Le chef de file du marché suisse de l’assurance-maladie a pu l’an dernier contenir son ratio combiné (somme des charges d’assurance et d’exploitation en pourcentage des primes encaissées) à 100,7% pour le groupe, malgré la hausse des coûts des prestations dans l’assurance de base (LAMal). Et surtout grâce à la bonne rentabilité des assurances complémentaires pour la clientèle individuelle. Les exigences posées à des concurrents plus petits et dont la stratégie de croissance est agressive, deviendront toujours plus grandes, met en garde Roman Sonderegger, CEO du groupe Helsana.

L’année 2022 s’est révélée mauvaise pour Helsana avec une perte globale de 524 millions de francs…

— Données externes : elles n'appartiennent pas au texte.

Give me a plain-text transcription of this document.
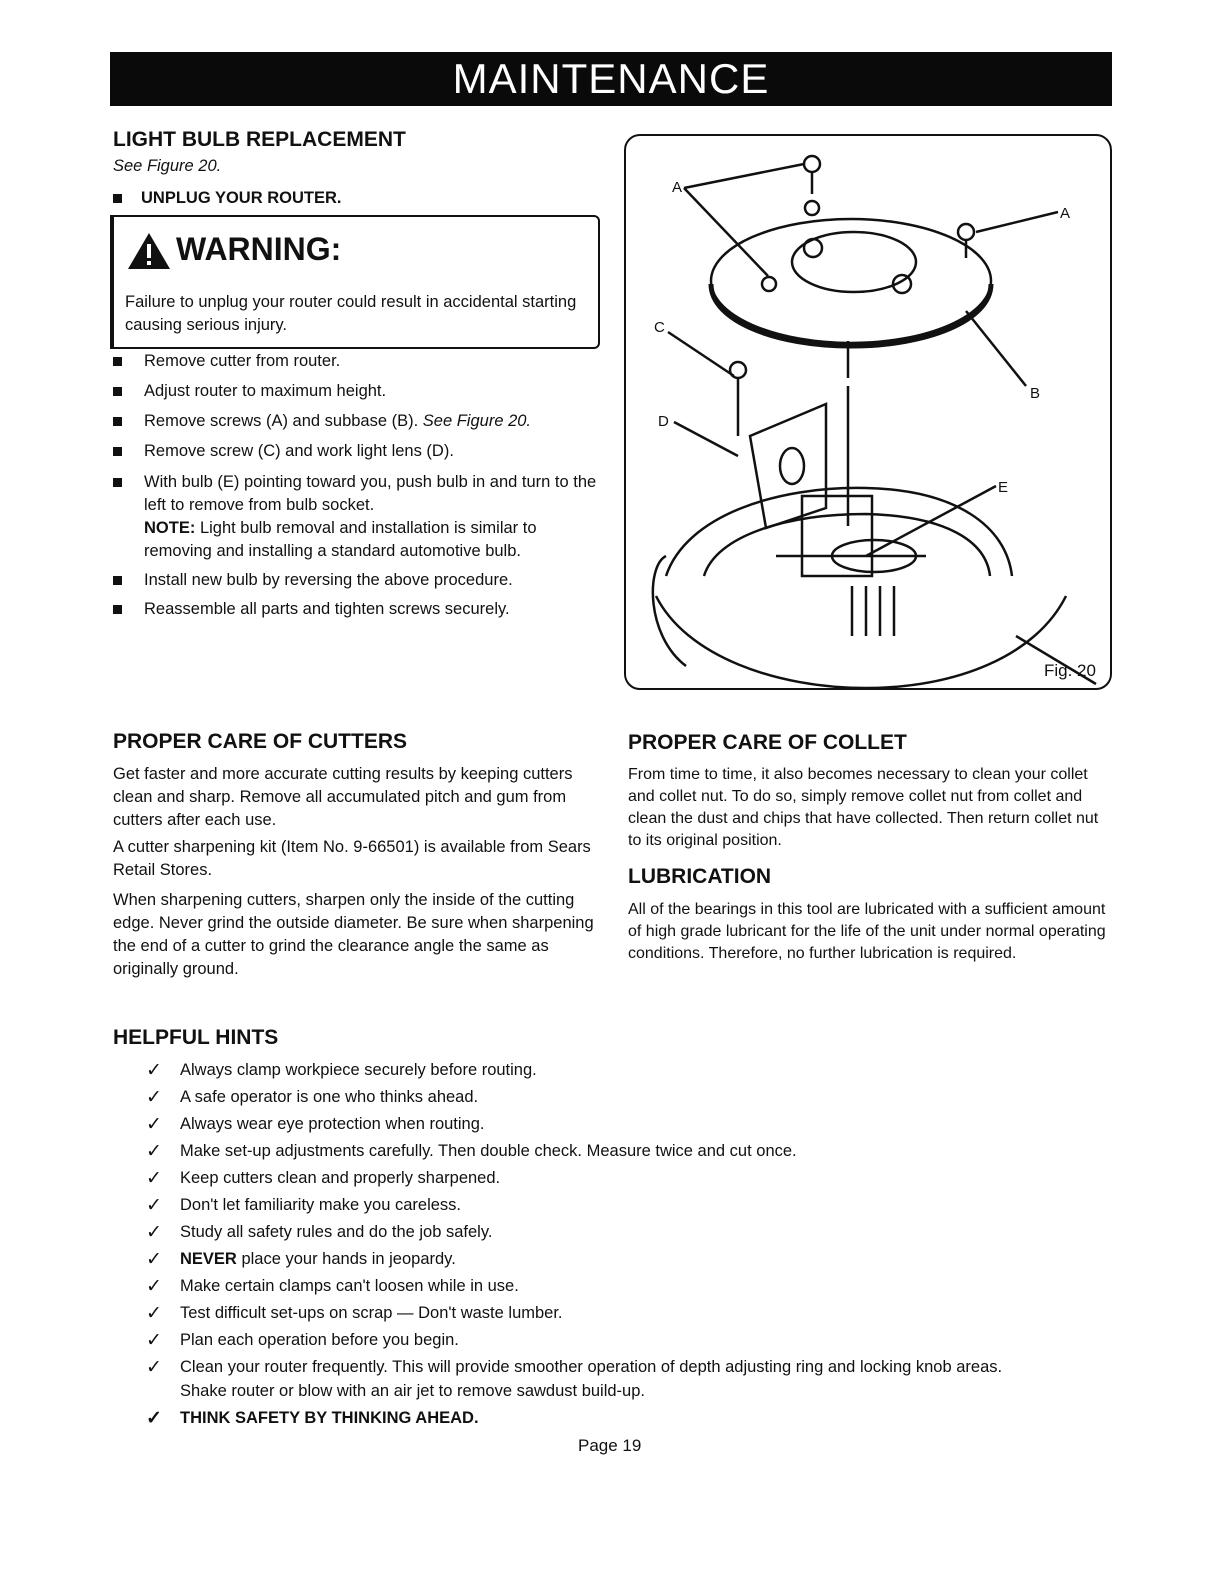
MAINTENANCE
LIGHT BULB REPLACEMENT
See Figure 20.
UNPLUG YOUR ROUTER.
WARNING:
Failure to unplug your router could result in accidental starting causing serious injury.
Remove cutter from router.
Adjust router to maximum height.
Remove screws (A) and subbase (B). See Figure 20.
Remove screw (C) and work light lens (D).
With bulb (E) pointing toward you, push bulb in and turn to the left to remove from bulb socket.
NOTE: Light bulb removal and installation is similar to removing and installing a standard automotive bulb.
Install new bulb by reversing the above procedure.
Reassemble all parts and tighten screws securely.
A
A
B
C
D
E
Fig. 20
PROPER CARE OF CUTTERS
Get faster and more accurate cutting results by keeping cutters clean and sharp. Remove all accumulated pitch and gum from cutters after each use.
A cutter sharpening kit (Item No. 9-66501) is available from Sears Retail Stores.
When sharpening cutters, sharpen only the inside of the cutting edge. Never grind the outside diameter. Be sure when sharpening the end of a cutter to grind the clearance angle the same as originally ground.
PROPER CARE OF COLLET
From time to time, it also becomes necessary to clean your collet and collet nut. To do so, simply remove collet nut from collet and clean the dust and chips that have collected. Then return collet nut to its original position.
LUBRICATION
All of the bearings in this tool are lubricated with a sufficient amount of high grade lubricant for the life of the unit under normal operating conditions. Therefore, no further lubrication is required.
HELPFUL HINTS
✓ Always clamp workpiece securely before routing.
✓ A safe operator is one who thinks ahead.
✓ Always wear eye protection when routing.
✓ Make set-up adjustments carefully. Then double check. Measure twice and cut once.
✓ Keep cutters clean and properly sharpened.
✓ Don't let familiarity make you careless.
✓ Study all safety rules and do the job safely.
✓ NEVER place your hands in jeopardy.
✓ Make certain clamps can't loosen while in use.
✓ Test difficult set-ups on scrap — Don't waste lumber.
✓ Plan each operation before you begin.
✓ Clean your router frequently. This will provide smoother operation of depth adjusting ring and locking knob areas.
Shake router or blow with an air jet to remove sawdust build-up.
✓ THINK SAFETY BY THINKING AHEAD.
Page 19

Elle a été extraordinaire dans les bons et mauvais sens du terme. La guerre, la crise énergétique, une inflation élevée et des pertes sur les marchés financiers n’ont pas facilité les choses. Si le nombre de clients individuels a diminué de 84'000 dans l’assurance maladie de base (LAMal), une légère augmentation des primes a eu lieu dans les assurances complémentaires pour la clientèle individuelle. Et même dans le domaine de la clientèle entreprises, la rentabilité a pu être rétablie après de longues années d’efforts, et le seuil de rentabilité atteint. Ce que reflète un ratio de 99,5%, contre 105,7% en 2021.  

«Helsana demeure fortement capitalisé avec des fonds propres de 2,7 milliards de francs, qui représentent 35,0% des primes encaissées.»

En outre, nous avons abaissé l’an dernier notre taux de frais d’exploitation (ndlr: charges d’exploitation en pourcentage des primes encaissées) à 8,1%, contre 9,3% en 2021, ce qui correspond à -1,2 point de pourcentage et a un effet d’atténuation sur la future évolution des primes, en faveur des clients. C’est un pas considérable, après que ce taux a longtemps été au-dessus de 10%.

Finalement, Helsana demeure fortement capitalisé avec des fonds propres de 2,7 milliards de francs, qui représentent 35,0% des primes encaissées. Les provisions actuarielles se sont établies à 54,0% des prestations d’assurance.  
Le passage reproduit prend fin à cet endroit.